The aim, then, isn’t to eliminate damage - it’s to stay ahead of it.
Which means:
Reducing unnecessary sources of damage
Building real antioxidant capacity
Protecting mitochondrial function
Prioritizing sunlight and sleep, and
Using nutrient-dense foods that actually supply repair materials
I’ll be sharing more detailed guides on food and behaviors soon. I wanted to start with the context first - so the conviction to act is grounded, not rushed.
In the meantime, I won’t leave you empty-handed. Here’s a good place to start:
Filter your water. Use a high-quality filtration system - ideally reverse osmosis. RO filtration removes microplastics, heavy metals, chlorine byproducts, fluoride, and other contaminants that push your antioxidant system into constant overwork.

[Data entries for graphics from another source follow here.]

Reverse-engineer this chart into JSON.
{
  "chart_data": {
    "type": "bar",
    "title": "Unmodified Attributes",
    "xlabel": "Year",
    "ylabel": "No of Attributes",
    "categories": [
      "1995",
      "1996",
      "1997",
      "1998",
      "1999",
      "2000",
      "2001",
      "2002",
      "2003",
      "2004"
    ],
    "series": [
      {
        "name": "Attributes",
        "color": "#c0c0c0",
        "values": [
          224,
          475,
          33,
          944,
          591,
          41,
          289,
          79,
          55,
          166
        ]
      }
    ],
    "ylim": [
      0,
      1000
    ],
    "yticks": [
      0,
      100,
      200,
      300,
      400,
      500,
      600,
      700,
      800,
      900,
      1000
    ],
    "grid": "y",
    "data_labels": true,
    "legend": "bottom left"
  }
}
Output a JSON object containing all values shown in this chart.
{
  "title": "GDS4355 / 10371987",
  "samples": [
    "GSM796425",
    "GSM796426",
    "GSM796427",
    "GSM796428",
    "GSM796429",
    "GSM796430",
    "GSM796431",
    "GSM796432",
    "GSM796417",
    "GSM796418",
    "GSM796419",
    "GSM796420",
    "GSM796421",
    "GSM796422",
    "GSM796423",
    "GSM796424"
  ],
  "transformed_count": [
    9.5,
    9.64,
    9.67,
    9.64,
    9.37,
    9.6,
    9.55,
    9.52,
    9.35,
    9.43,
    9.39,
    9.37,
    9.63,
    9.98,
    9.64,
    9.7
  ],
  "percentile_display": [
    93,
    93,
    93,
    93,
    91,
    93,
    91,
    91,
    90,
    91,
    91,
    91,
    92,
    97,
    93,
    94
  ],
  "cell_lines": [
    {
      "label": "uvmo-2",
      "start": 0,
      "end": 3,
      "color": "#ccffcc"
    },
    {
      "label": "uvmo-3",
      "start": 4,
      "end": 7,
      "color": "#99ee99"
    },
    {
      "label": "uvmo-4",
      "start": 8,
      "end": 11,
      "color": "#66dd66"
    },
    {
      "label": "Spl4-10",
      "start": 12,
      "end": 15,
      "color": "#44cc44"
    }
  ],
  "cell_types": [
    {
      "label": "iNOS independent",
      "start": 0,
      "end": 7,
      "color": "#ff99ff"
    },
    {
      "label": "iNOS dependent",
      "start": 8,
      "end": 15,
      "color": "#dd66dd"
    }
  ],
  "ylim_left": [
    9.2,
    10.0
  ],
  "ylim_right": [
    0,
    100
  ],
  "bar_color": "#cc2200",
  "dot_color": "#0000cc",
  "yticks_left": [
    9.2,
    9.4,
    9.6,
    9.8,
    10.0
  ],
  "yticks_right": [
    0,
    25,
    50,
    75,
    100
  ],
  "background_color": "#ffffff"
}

Choose organic when possible. Organic foods reduce exposure to pesticides, herbicides, and synthetic chemicals that add to oxidative stress over time. When sourcing is unclear, prioritize foods where chemical load matters most.
Source food closer to its origin. Directories like EatWild.com and RealMilk.com help you find regenerative farms, grass-fed meat, pastured eggs, and unprocessed dairy - foods that preserve the minerals, enzymes, and fat-soluble nutrients the body uses for repair.
Use heat intentionally. Incorporating sauna into your weekly rhythm improves circulation, strengthens mitochondrial resilience, and activates detox pathways that help clear the byproducts of oxidative stress.
These aren’t “hacks” or “optimizations.” They’re just fundamental ways of lightening the daily damage burden and increasing the resources your body has for defense, repair, and long-term resilience.
That’s the direction we’ll keep moving in.